Why are there so few female action directors?
In recent years, there has been a considered push within Hollywood to address the gender disparity in the entertainment business. Female actors, writers, and executives have been outspoken about how roles for women have always been hard to come by, and when they do get hired for those roles, their male counterparts are often paid much more than them. Talking about the issues has made people very visible, though, and the ship has slowly started to be turned around.

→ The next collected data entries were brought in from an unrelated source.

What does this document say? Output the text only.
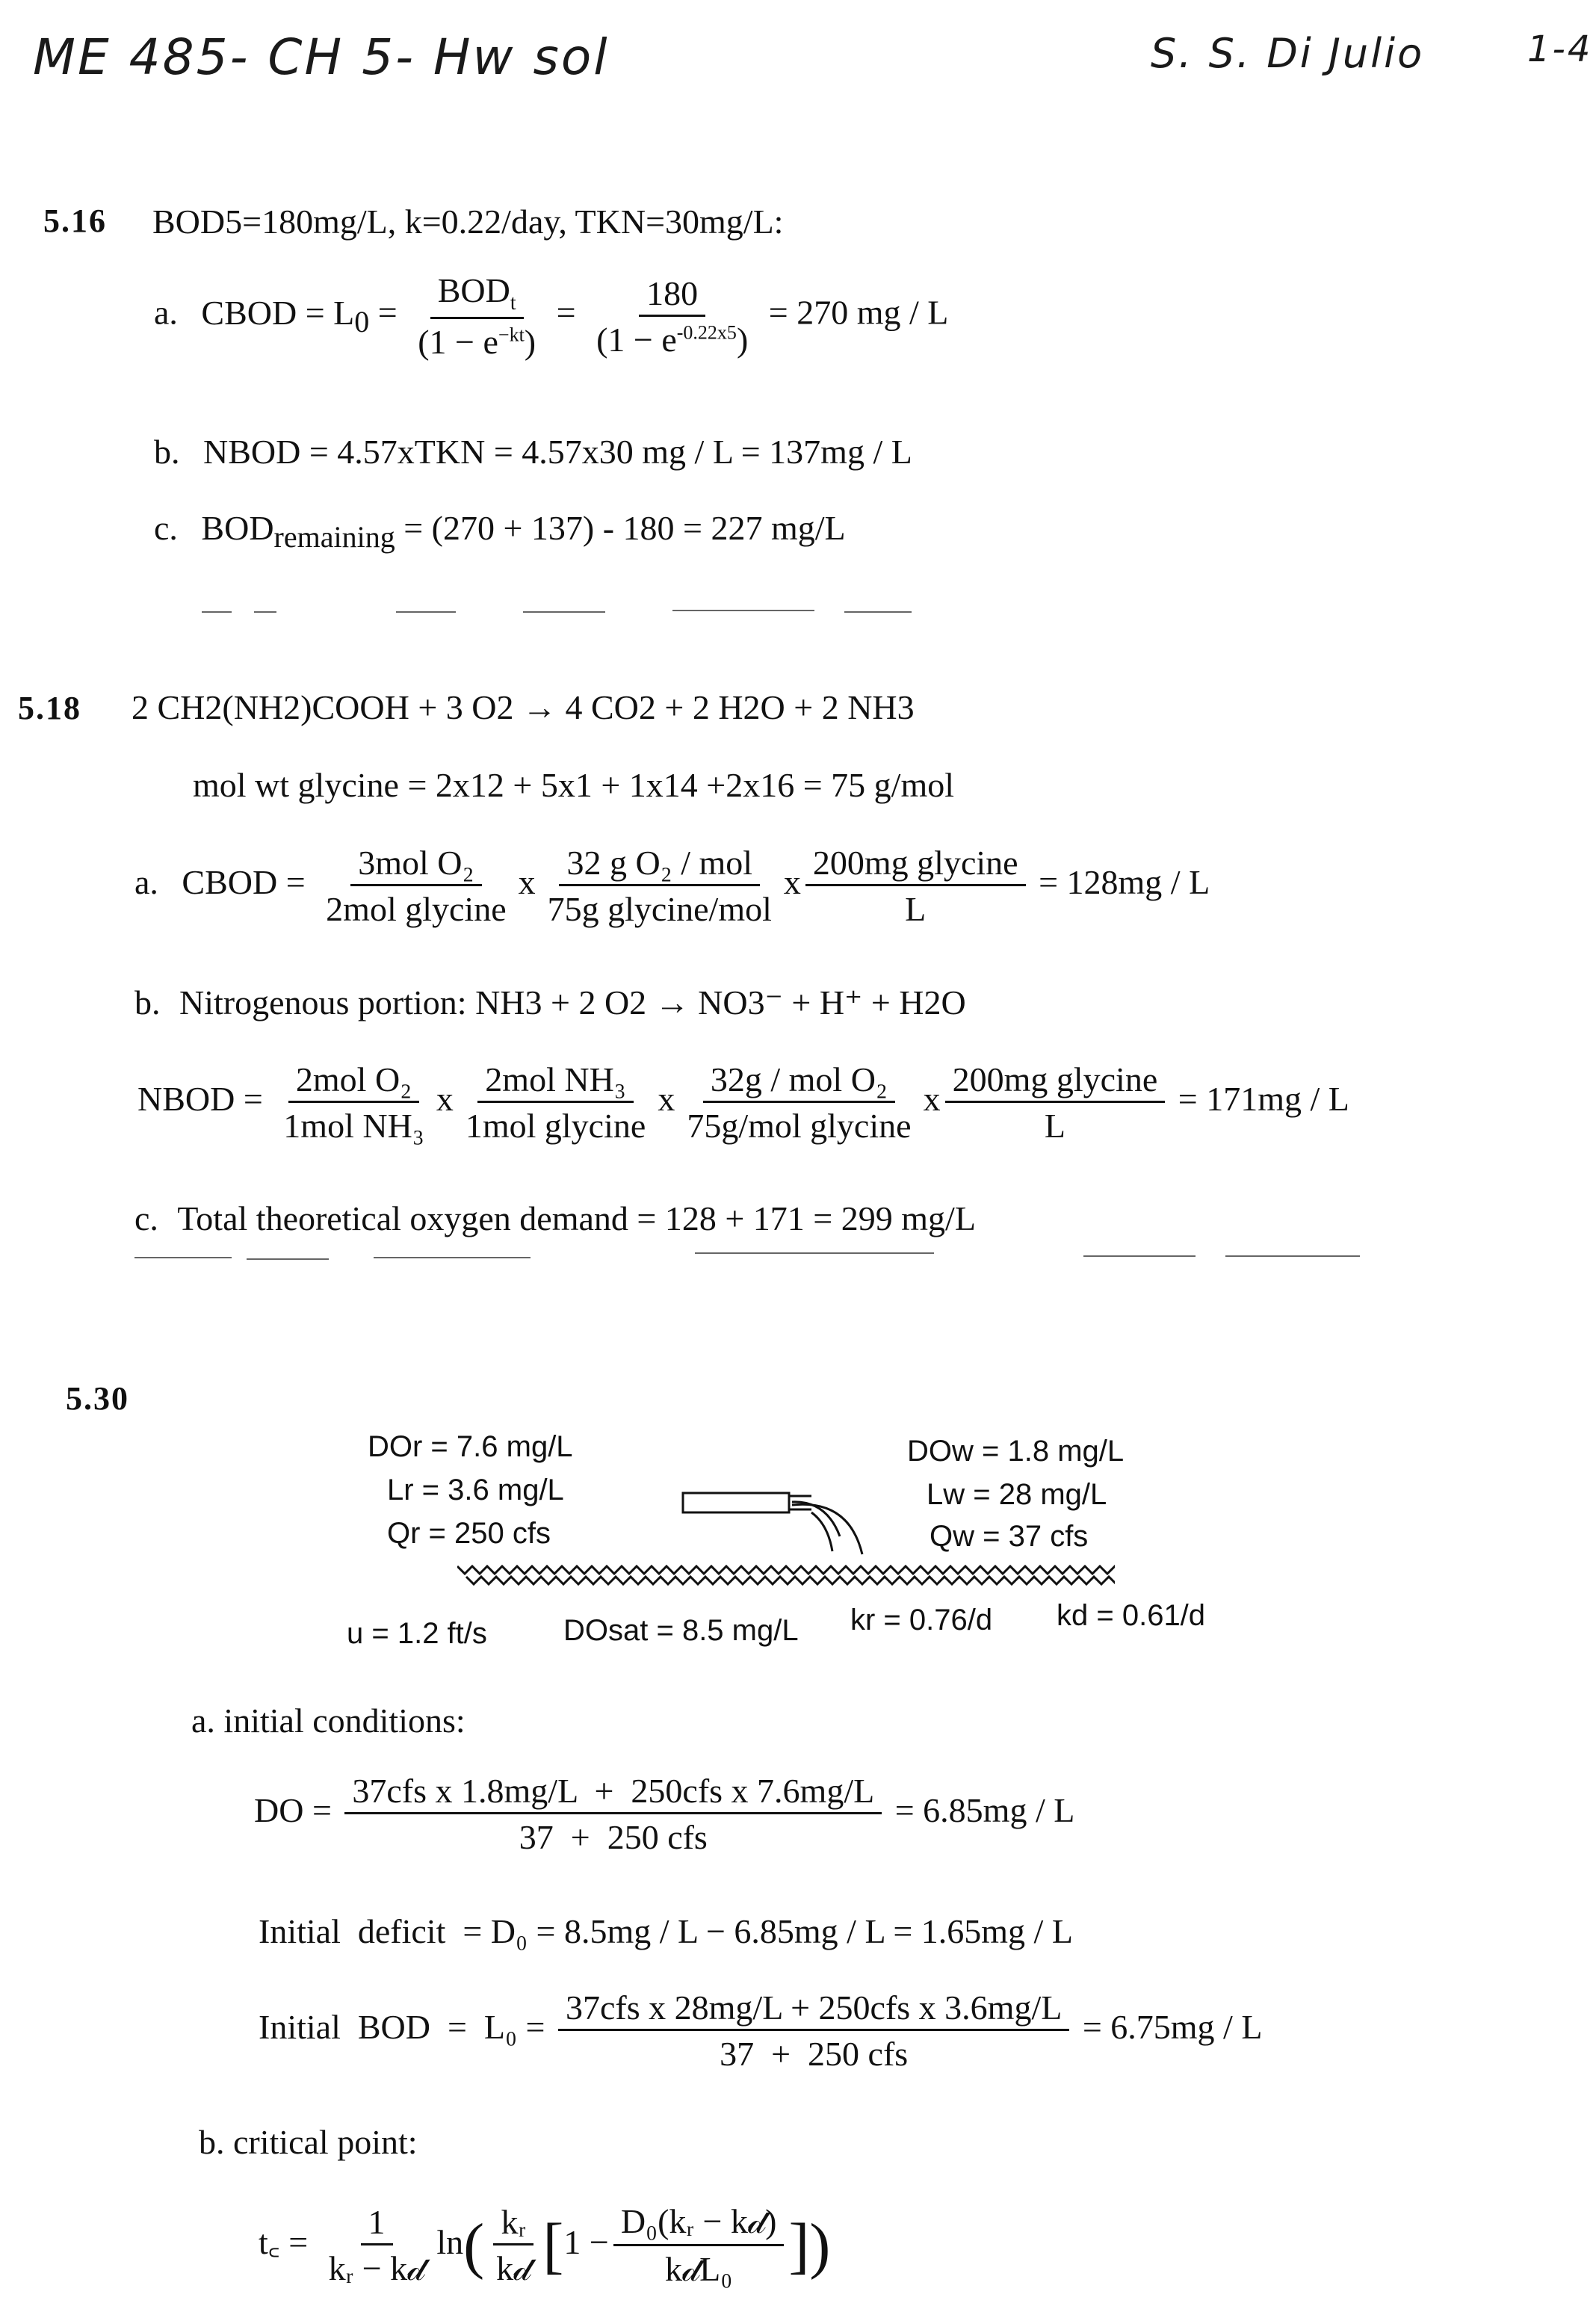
ME 485- CH 5- Hw sol	S. S. Di Julio	1-4
5.16 BOD5=180mg/L, k=0.22/day, TKN=30mg/L:
a. CBOD = $L_0 = \frac{BOD_t}{(1 - e^{-kt})} = \frac{180}{(1 - e^{-0.22x5})} = 270$ mg / L
b. NBOD = 4.57xTKN = 4.57x30 mg / L = 137mg / L
c. $BOD_{remaining} = (270 + 137) - 180 = 227$ mg/L
5.18 2 CH2(NH2)COOH + 3 O2 → 4 CO2 + 2 H2O + 2 NH3
mol wt glycine = 2x12 + 5x1 + 1x14 +2x16 = 75 g/mol
a. CBOD = $\frac{\text{3mol O₂}}{\text{2mol glycine}}$ x $\frac{\text{32 g O₂ / mol}}{\text{75g glycine/mol}}$ x $\frac{\text{200mg glycine}}{L} = 128mg / L$
b. Nitrogenous portion: NH3 + 2 O2 → NO3⁻ + H⁺ + H2O
NBOD = $\frac{\text{2mol O₂}}{\text{1mol NH₃}}$ x $\frac{\text{2mol NH₃}}{\text{1mol glycine}}$ x $\frac{\text{32g / mol O₂}}{\text{75g/mol glycine}}$ x $\frac{\text{200mg glycine}}{L} = 171mg / L$
c. Total theoretical oxygen demand = 128 + 171 = 299 mg/L
5.30
DOr = 7.6 mg/L
Lr = 3.6 mg/L
Qr = 250 cfs
DOw = 1.8 mg/L
Lw = 28 mg/L
Qw = 37 cfs
u = 1.2 ft/s	DOsat = 8.5 mg/L kr = 0.76/d kd = 0.61/d
a. initial conditions:
DO = $\frac{\text{37cfs x 1.8mg/L  +  250cfs x 7.6mg/L}}{\text{37  +  250 cfs}} = 6.85mg / L$
Initial  deficit  = D₀ = 8.5mg / L − 6.85mg / L = 1.65mg / L
Initial  BOD  =  $L_0 = \frac{\text{37cfs x 28mg/L + 250cfs x 3.6mg/L}}{\text{37  +  250 cfs}} = 6.75mg / L$
b. critical point:
t꜀ = $\frac{1}{\text{kᵣ − k𝒹}} \ln( \frac{\text{kᵣ}}{\text{k𝒹}} [1 - \frac{\text{D₀(kᵣ − k𝒹)}}{\text{k𝒹L₀}}$ ])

While all this has been happening, the conversation surrounding female directors has been fascinating. A 2020 study by San Diego State University and the Center for the Study of Women in Television and Film found that only 18% of all working directors in Hollywood in the previous year were female. In the four years since then, female directors have been making a bigger splash than ever before, with names like Greta Gerwig, Emerald Fennell, Chloe Zhao, Lulu Wang, and Regina King all making successful, acclaimed films. In fact, Gerwig made Barbie, the biggest movie of 2023.
However, the number of women hired as directors in Hollywood still lags significantly behind male directors – and there is one genre where the disparity is absolutely glaring. Seven women were represented in a 2021 article about the best action movies helmed by women according to Rotten Tomatoes scores. Still, only four could be considered to be working regularly today. Peeling back the onion even further finds that only Kathryn Bigelow (Point Break, Blue Steel, K-19: The Widowmaker) has a strong association with the genre, even if several of her efforts like The Hurt Locker and Zero Dark Thirty would be classed as action-adjacent.
The four primary female action directors plying their trade today are Patty Jenkins (Wonder Woman), Cathy Yan (Birds of Prey), Elizabeth Banks (Charlie’s Angels, Cocaine Bear) and Gina Prince-Blythewood (The Old Guard, The Woman King). When you compare that to the litany of men regularly hired to helm blockbusters and action spectaculars, it makes you wonder if Hollywood still considers action a “boy’s club” – and why.
In a 2022 interview with IndieWire, Prince-Blythewood admitted that it was an extremely tough task to convince anyone in Hollywood that she could direct an action film. She said, “I’ve always seen myself here, but the industry has not seen me here.” Prince-Blythewood revealed that she had to direct an episode of the 2017 Marvel series Cloak & Dagger to prove that she had a handle on directing action because, before that, she was resolutely ignored by action producers. She lamented, “The hellishness of it is, you can’t get in the room if you have no action experience. But how do you get action experience?”

Sadly, a woman trying to pitch herself as an action director in Hollywood has always been an uphill battle. In The Wrong Kind of Women: Inside Our Revolution to Dismantle the Gods of Hollywood, Naomi McDougall Jones explained that a damaging preconception exists in the industry. She claimed the prevailing wisdom is that “women are only equipped to direct dramas and maybe comedy, and so are rarely hired for lucrative genres, such as action films or thrillers. Males, in contrast, work across all genres.”
This woeful perception is why so much extra onus is placed on the financial performance of any action film that defies all odds by being shepherded to the screen by a woman. These films are seen as representative of a much larger movement instead of simply one film directed by one person. For example, when Elizabeth Banks’ Charlie’s Angels disappointed at the box office, many industry insiders likely thought, “Well, that’s why women shouldn’t direct action movies” – an opinion that would never be thrown around if a male director’s movie flopped.
In truth, as depressing as it is to consider, a female action director appears to some as something of a niche within a niche. There are already fewer women directors, to begin with, so the pool of talent for this one genre – which has historically been associated with masculinity – is always going to be smaller. For there to be more female action directors, the important work of fostering more spaces for female directors in general needs to continue.
After all, as Heather Rabbatts of Time’s Up UK told the BBC, “People tend to recruit in their own image”, meaning men in positions of power in Hollywood are more likely to hire men, and directing “has not been a role where women have seen many other women role models” through the years.
Let’s hope Prince-Blythewood and others like her can keep fighting in the coming years to ensure more women get their chance to direct action movies.